M.2 for external gpu

This post was created with help from AI. Intended for inspiration only and not as a comprehensive guide. Do your own research!

The motherboard you have is probably enough

I didn’t expect this to work as well as it does. Connecting an external GPU through an M.2 slot sounds like a hack, but it actually gives you better performance than using most motherboard PCIe slots. Here’s the thing that surprised me: my M.2 slot provides PCIe 3.0 x4 bandwidth, while most motherboard expansion slots only give you x1. That’s literally four times the bandwidth.

Photo of an M.2 eGPU setup sitting on top of a computer case

Hardware

The adapters and cables ran me about $100 not counting taxes, shipping, or the PSU.

Photo of an oculink wire running out of the back of a computer case

Janky oculink wire running out the back of the case since I was too lazy to get a base plate.

Getting It Working Is… Involved

You plug everything in, power it up, and get a black screen. That’s normal. The computer detects the external GPU but doesn’t know how to boot with it.

Start by changing the following BIOS settings:

  • Enable CSM (Compatibility Support Module) for legacy boot support.
  • Disable Secure Boot by clearing the platform keys. You can turn this back on later, there should be an option for reloading the original keys. You can also save your keys to USB and restore them that way too.
  • Enable “Above 4G Decoding” for modern GPU support.
  • Disable ASPM (Active State Power Management) for the CPU PCIe controller. eGPUs don’t like power management features that can drop the connection.
  • Disable CPU PCIe ASPM Mode Control – this is crucial for stability.
  • Disable SR-IOV Support because it causes conflicts.
  • Set M.2 Link Mode to Gen 3 (or whatever your hardware supports).

Here’s something important about oculink: it doesn’t support hot-plugging like Thunderbolt. Everything has to be connected and powered on before you boot. Power the eGPU dock first, then the computer. No exceptions.

Multi-GPU AI Workloads

Once I got it working, I wanted to test both GPUs for AI stuff. Both GPUs would show VRAM usage when loading a model, but only one would actually process during inference. That seems wrong – if weights are distributed across both GPUs, shouldn’t both be processing?

The issue is usually suboptimal tensor splitting. With llama-server, you can try different configurations:

llama-server -m model.gguf -ngl 99 -sm row --tensor-split 0.5,0.5

If your model fits on one GPU, single-GPU setups often perform better. There’s no inter-GPU communication overhead, faster memory access, and simpler execution. Multi-GPU is mainly useful when the model doesn’t fit on a single card.

GPU Numbering and Gaming

Windows assigned my external GPU as GPU 0 and my main GPU as GPU 1. Some games default to GPU 0, which means they’d use the less powerful external card. You have to manually assign games to use the high-performance GPU through Windows Graphics Settings or your GPU’s control panel.
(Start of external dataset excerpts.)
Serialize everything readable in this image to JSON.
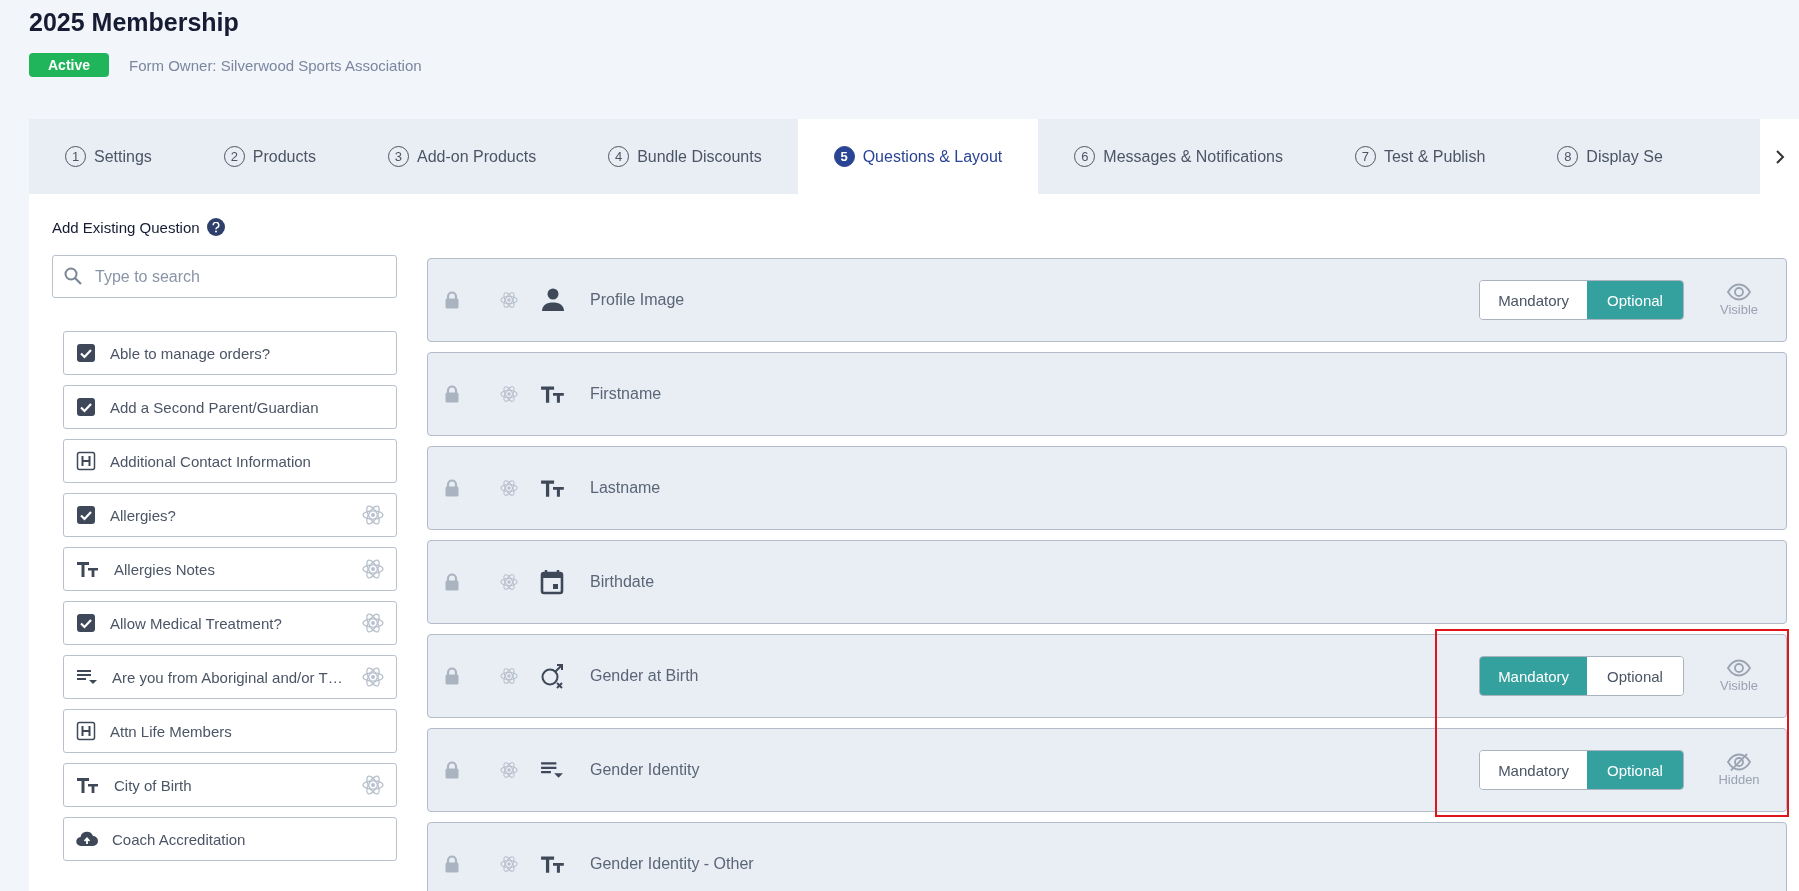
{
  "title": "2025 Membership",
  "status": "Active",
  "owner": "Form Owner: Silverwood Sports Association",
  "tabs": [
    {
      "number": "1",
      "label": "Settings",
      "selected": false
    },
    {
      "number": "2",
      "label": "Products",
      "selected": false
    },
    {
      "number": "3",
      "label": "Add-on Products",
      "selected": false
    },
    {
      "number": "4",
      "label": "Bundle Discounts",
      "selected": false
    },
    {
      "number": "5",
      "label": "Questions & Layout",
      "selected": true
    },
    {
      "number": "6",
      "label": "Messages & Notifications",
      "selected": false
    },
    {
      "number": "7",
      "label": "Test & Publish",
      "selected": false
    },
    {
      "number": "8",
      "label": "Display Se",
      "selected": false
    }
  ],
  "add_panel": {
    "heading": "Add Existing Question",
    "search": {
      "placeholder": "Type to search"
    },
    "questions": [
      {
        "kind": "checkbox",
        "label": "Able to manage orders?",
        "linked": false
      },
      {
        "kind": "checkbox",
        "label": "Add a Second Parent/Guardian",
        "linked": false
      },
      {
        "kind": "heading",
        "label": "Additional Contact Information",
        "linked": false
      },
      {
        "kind": "checkbox",
        "label": "Allergies?",
        "linked": true
      },
      {
        "kind": "text",
        "label": "Allergies Notes",
        "linked": true
      },
      {
        "kind": "checkbox",
        "label": "Allow Medical Treatment?",
        "linked": true
      },
      {
        "kind": "dropdown",
        "label": "Are you from Aboriginal and/or T…",
        "linked": true
      },
      {
        "kind": "heading",
        "label": "Attn Life Members",
        "linked": false
      },
      {
        "kind": "text",
        "label": "City of Birth",
        "linked": true
      },
      {
        "kind": "upload",
        "label": "Coach Accreditation",
        "linked": false
      }
    ]
  },
  "form_questions": [
    {
      "kind": "person",
      "label": "Profile Image",
      "requirement": [
        {
          "label": "Mandatory",
          "selected": false
        },
        {
          "label": "Optional",
          "selected": true
        }
      ],
      "visibility": {
        "label": "Visible",
        "hidden": false
      },
      "highlighted": false
    },
    {
      "kind": "text",
      "label": "Firstname",
      "highlighted": false
    },
    {
      "kind": "text",
      "label": "Lastname",
      "highlighted": false
    },
    {
      "kind": "calendar",
      "label": "Birthdate",
      "highlighted": false
    },
    {
      "kind": "gender",
      "label": "Gender at Birth",
      "requirement": [
        {
          "label": "Mandatory",
          "selected": true
        },
        {
          "label": "Optional",
          "selected": false
        }
      ],
      "visibility": {
        "label": "Visible",
        "hidden": false
      },
      "highlighted": true
    },
    {
      "kind": "dropdown",
      "label": "Gender Identity",
      "requirement": [
        {
          "label": "Mandatory",
          "selected": false
        },
        {
          "label": "Optional",
          "selected": true
        }
      ],
      "visibility": {
        "label": "Hidden",
        "hidden": true
      },
      "highlighted": true
    },
    {
      "kind": "text",
      "label": "Gender Identity - Other",
      "highlighted": false
    }
  ]
}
My motherboard doesn’t have integrated graphics, so there’s no easy way to change which GPU gets which number. The eGPU gets detected first, probably because it’s on a CPU-direct PCIe lane through the M.2 slot.

Monitoring and Debugging

I found Task Manager’s GPU monitoring not that helpful for AI workloads. Even when llama-bench shows good performance, Task Manager shows no GPU activity. Use nvidia-smi -l 1 for real-time monitoring instead.

For testing different configurations, llama-bench is perfect:

# Test single GPU
set CUDA_VISIBLE_DEVICES=0
llama-bench -m model.gguf -ngl 99

# Test multi-GPU
set CUDA_VISIBLE_DEVICES=0,1
llama-bench -m model.gguf -ngl 99 -sm row --tensor-split 0.5,0.5

Trade-offs

These BIOS changes do have downsides. Disabling Secure Boot reduces protection against boot-level malware. Disabling ASPM increases power consumption slightly. CSM adds some boot time overhead.

But the performance you get from a proper eGPU setup makes it worth it. The M.2 to oculink connection provides solid bandwidth, and you can add serious GPU power to systems that couldn’t otherwise fit large graphics cards.

This isn’t plug-and-play. You need to be comfortable with BIOS settings, troubleshooting boot issues, and accepting some security trade-offs. But if you put in the time to get it right, you end up with something that performs way better than you’d expect from what looks like a janky adapter setup.